There’s more. This month’s Vice features an intersting article about heroin rehab in Afghanistan. There’s a lot to wade through to get there, but it’s well worth reading.

One last bit, Vice has also launched a online TV channel, found here. Which has awesome news features about mining practices in Virginia, oil spills in Brooklyn, drug running in Lebanon, and the ongoing crisis in the Sudan.

It’s all good stuff. I’m as surprised as anyone to see it come out of Vice, but, the world is a strange and wonderful place.

Dollars Without Borders

Thursday, September 20th, 2007

When it comes to immigration, it’s more than just people crossing borders.  Last year immigrants in America sent over $100 billion in remittances back to their countries of origin - that’s a whole lot of greenbacks flowing from the First World to the Third. 
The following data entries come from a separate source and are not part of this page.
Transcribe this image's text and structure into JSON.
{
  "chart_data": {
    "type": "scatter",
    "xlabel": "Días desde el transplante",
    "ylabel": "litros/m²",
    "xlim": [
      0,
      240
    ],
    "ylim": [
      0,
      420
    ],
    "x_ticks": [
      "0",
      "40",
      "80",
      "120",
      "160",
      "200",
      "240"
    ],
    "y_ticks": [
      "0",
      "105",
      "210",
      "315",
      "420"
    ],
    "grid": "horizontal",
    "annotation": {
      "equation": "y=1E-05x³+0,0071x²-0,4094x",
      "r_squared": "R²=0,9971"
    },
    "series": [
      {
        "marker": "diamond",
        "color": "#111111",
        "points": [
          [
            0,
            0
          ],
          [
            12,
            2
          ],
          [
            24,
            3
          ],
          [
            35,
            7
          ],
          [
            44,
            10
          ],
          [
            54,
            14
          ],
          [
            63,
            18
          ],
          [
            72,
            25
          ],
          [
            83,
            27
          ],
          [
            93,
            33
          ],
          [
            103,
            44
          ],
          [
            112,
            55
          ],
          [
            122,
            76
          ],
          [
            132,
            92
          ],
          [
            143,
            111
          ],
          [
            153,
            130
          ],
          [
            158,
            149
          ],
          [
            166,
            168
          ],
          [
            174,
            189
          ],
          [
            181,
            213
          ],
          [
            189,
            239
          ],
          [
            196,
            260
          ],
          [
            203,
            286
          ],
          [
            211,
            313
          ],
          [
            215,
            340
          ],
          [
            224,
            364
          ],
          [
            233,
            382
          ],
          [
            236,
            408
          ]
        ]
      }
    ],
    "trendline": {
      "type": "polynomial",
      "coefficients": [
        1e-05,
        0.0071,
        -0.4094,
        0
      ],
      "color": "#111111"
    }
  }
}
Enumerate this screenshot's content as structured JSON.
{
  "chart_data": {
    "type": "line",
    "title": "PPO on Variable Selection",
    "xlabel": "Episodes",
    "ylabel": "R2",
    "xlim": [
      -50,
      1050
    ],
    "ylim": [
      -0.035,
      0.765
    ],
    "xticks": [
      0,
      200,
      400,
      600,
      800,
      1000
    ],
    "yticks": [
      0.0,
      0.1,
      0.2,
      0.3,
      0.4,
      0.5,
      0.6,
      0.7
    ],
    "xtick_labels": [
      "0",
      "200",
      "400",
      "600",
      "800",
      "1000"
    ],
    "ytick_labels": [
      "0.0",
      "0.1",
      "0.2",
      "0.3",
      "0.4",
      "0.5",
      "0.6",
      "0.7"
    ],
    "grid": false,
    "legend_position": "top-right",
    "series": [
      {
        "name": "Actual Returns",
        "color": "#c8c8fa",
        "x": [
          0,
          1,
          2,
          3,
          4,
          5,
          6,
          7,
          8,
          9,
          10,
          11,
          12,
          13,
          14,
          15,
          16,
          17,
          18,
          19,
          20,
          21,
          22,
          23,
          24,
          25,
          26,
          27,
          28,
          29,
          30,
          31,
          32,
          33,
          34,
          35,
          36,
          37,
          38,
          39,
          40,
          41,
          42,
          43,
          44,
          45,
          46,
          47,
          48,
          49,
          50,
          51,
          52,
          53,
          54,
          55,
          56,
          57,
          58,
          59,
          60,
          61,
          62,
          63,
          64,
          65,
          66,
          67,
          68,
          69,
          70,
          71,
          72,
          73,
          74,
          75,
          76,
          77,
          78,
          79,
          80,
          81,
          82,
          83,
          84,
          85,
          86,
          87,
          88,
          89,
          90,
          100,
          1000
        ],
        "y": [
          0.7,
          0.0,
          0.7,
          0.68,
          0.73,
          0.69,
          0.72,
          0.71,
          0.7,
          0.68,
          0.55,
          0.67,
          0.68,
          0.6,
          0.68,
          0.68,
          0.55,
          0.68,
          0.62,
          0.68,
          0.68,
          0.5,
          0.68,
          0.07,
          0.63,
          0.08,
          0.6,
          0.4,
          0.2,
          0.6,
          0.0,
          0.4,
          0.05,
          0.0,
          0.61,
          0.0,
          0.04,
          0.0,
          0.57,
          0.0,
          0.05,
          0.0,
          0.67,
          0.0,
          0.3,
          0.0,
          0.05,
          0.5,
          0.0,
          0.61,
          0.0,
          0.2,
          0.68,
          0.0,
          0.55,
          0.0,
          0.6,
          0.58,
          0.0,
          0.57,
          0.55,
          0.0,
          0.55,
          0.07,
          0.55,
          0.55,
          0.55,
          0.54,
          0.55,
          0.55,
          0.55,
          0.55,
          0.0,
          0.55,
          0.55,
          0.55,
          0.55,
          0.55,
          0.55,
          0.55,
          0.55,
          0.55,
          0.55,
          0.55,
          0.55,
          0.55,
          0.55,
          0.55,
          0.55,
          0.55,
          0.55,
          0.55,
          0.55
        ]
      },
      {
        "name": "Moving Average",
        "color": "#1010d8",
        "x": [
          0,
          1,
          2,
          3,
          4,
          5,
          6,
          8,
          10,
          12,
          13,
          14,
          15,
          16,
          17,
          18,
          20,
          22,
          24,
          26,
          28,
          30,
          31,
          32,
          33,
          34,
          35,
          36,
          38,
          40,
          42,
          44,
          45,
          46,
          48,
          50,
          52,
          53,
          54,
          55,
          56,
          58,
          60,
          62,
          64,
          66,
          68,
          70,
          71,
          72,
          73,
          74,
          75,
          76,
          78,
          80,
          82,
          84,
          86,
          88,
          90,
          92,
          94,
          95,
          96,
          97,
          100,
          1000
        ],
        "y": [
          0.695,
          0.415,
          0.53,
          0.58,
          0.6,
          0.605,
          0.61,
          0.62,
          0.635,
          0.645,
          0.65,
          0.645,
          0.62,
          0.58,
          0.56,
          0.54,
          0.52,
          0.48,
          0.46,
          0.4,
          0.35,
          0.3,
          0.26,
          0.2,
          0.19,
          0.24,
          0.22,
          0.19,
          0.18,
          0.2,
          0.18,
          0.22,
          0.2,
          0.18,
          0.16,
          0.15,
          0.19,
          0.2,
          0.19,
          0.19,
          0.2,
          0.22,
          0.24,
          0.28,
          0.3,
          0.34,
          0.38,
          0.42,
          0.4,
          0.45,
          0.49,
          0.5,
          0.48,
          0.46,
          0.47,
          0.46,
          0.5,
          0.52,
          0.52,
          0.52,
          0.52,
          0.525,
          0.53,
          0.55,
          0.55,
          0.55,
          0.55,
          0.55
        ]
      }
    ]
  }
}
The downside: Companies like Western Union that charge steep fees (8-15%) and apply unfair exchange rates to these transactions, which represent cold hard profits for money transfer agencies and the loss of hard earned dollars (and another layer of exploitation) for immigrant workers.   

The good news: Monday, September 10th marked the official beginning of a transnational boycott of Western Union, led by Transnational Institute for Grassroots Reasearch and Action (TIGRA), to protest the fees and exchange rates, and to force the creation a community benefit agreement that would allocate a dollar from every transaction to a trust for development projects both in immigrant communities in the US, and abroad in their countries of origin. 

The power of this realitively new movement is combining issues of transnational economy with immigration and exposing these extra layers of institutionalized exploitation faced by immigrants in the US.  The boycott is the newest development in TIGRA’s campaign; previous actions included a Mother’s Day march and rally at Western Union headquarters in NYC that coincided with their yearly shareholder’s meeting (which was attended by movement members who had themselves appointed as proxy shareholder reps). 

Click the links to find out more!

The Zen of Knife-Forks

Wednesday, September 12th, 2007
Knife-forks are abstract ideas, fantasies that make us feel better about a hypothetical world in which they’re adopted, but don’t actually improve the real world in which they’re not… Some people are actually working, inventing chopsticks or something, to improve the real world, not some hypothetical world in which everyone pays more attention to their eating. And distracting them with your knife-forks hampers such progress.

There’s a highly amusing and insightful article over at typewriting about creating functional solutions for the world as it exists, not idealized solutions for the world as we would like it to be. No matter how clever an idea might be, it’s no good if inherent human flaws get in the way of its execution.

Another way to express this idea might be: “tailor the clothes to fit the person, not the other way around.”

Great stuff to keep in mind for anyone looking to make the world a better place.